Precept 4: A Christian who is prepared to do violence must make efforts in the world to prevent the necessity of violence.

If, as I do, you stand willing to do violence to other human beings to protect the innocent, you must recognize some responsibility for participation in culture and human nature that permits violence. Recognizing that, you ought to make efforts to proactively prevent the causes of violence where possible.

By this, I mean actively trying to make the world a better place. Of course, the Christian is called to this anyhow; we are called to show mercy and love justice, so we ought to (non-violently) pursue justice for the oppressed where we can, and we ought to focus on giving wrongdoers the chance to atone and reintegrate into society rather than focusing on punishing them.

This means showing kindness and respect to others—especially those with who you disagree, helping the poor to escape poverty, helping to improve unjust systems and institutions, and showing the love of Christ to our neighbors.

The person willing to do violence ought not to be quick of temper and ought to be ready to forgive offenses—otherwise our readiness to do violence turns to definitely destructive and sinful ends. We ought to hope that we never have to do violence to another person, even if we devote time, talent and money to preparing for the possibility. We must recognize that the proper response to violence is not always more violence.

If we are prepared to do violence, we Christians must be more prepared to refrain from doing violence.

Conclusion

I’d like to summarize my argument thus: We ought to view violence itself as an evil, but one that may be occasionally be used to prevent greater evil. While Christ does not explicitly command us not to do violence, it is clear that love ought to prevail wherever it can.

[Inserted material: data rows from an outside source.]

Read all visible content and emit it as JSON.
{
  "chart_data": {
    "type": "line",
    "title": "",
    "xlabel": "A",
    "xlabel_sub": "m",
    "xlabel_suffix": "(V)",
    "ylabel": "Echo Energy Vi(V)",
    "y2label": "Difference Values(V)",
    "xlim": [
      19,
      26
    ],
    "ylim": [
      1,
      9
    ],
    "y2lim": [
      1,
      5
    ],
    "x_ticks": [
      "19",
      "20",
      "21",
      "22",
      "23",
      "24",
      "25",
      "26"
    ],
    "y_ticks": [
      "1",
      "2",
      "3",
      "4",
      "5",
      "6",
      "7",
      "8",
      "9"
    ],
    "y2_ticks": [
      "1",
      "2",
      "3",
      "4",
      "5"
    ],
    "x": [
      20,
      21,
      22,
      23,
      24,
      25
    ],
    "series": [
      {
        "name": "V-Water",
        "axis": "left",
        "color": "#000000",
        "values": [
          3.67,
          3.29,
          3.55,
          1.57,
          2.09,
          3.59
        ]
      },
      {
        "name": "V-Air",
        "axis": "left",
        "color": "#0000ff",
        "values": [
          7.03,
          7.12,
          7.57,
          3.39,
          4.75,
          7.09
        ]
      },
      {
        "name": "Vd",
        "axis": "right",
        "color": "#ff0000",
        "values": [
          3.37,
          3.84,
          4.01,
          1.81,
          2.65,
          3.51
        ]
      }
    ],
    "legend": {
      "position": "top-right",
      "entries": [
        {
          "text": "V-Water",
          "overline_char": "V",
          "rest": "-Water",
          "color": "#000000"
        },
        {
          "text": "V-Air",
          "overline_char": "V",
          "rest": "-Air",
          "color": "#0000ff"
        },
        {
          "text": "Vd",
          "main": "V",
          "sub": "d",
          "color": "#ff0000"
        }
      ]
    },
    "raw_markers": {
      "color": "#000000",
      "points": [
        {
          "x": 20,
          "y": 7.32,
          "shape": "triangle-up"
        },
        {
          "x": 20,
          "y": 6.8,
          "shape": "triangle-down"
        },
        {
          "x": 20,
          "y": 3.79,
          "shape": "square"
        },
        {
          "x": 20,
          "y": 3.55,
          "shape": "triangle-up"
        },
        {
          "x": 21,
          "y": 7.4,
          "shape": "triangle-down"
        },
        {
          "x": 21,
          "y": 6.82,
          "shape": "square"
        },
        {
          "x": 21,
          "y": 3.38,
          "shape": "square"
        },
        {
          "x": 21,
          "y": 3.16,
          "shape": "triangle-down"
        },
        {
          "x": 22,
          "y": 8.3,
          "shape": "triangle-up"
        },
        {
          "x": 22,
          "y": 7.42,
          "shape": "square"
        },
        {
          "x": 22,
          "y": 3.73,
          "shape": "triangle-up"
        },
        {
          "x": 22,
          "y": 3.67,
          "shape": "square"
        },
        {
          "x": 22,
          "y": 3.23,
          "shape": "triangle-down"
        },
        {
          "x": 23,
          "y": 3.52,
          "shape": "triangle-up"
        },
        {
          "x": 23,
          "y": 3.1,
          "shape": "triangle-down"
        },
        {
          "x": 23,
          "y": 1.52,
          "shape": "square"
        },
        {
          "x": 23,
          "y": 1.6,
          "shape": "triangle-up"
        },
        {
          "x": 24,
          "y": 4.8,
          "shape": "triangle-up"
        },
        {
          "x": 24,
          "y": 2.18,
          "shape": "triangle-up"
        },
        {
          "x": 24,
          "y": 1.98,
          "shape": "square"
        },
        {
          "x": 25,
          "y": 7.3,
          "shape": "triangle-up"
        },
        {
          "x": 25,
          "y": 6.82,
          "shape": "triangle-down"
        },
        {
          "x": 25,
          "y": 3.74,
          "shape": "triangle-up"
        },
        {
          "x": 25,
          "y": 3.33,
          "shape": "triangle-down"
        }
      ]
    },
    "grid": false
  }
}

Violence should be employed only reluctantly and with sorrow for the alternative resolutions that have been lost, even if they have been lost through the will of someone other than ourselves. Most of all, we ought to do everything that we can to prevent violence, both in our immediate situation and in the world at large.

I think I probably have one more post on this topic to do, to clean up a few loose ends and address a few things that I realize I’ve left out (what about the Ten Commandments!). More to come.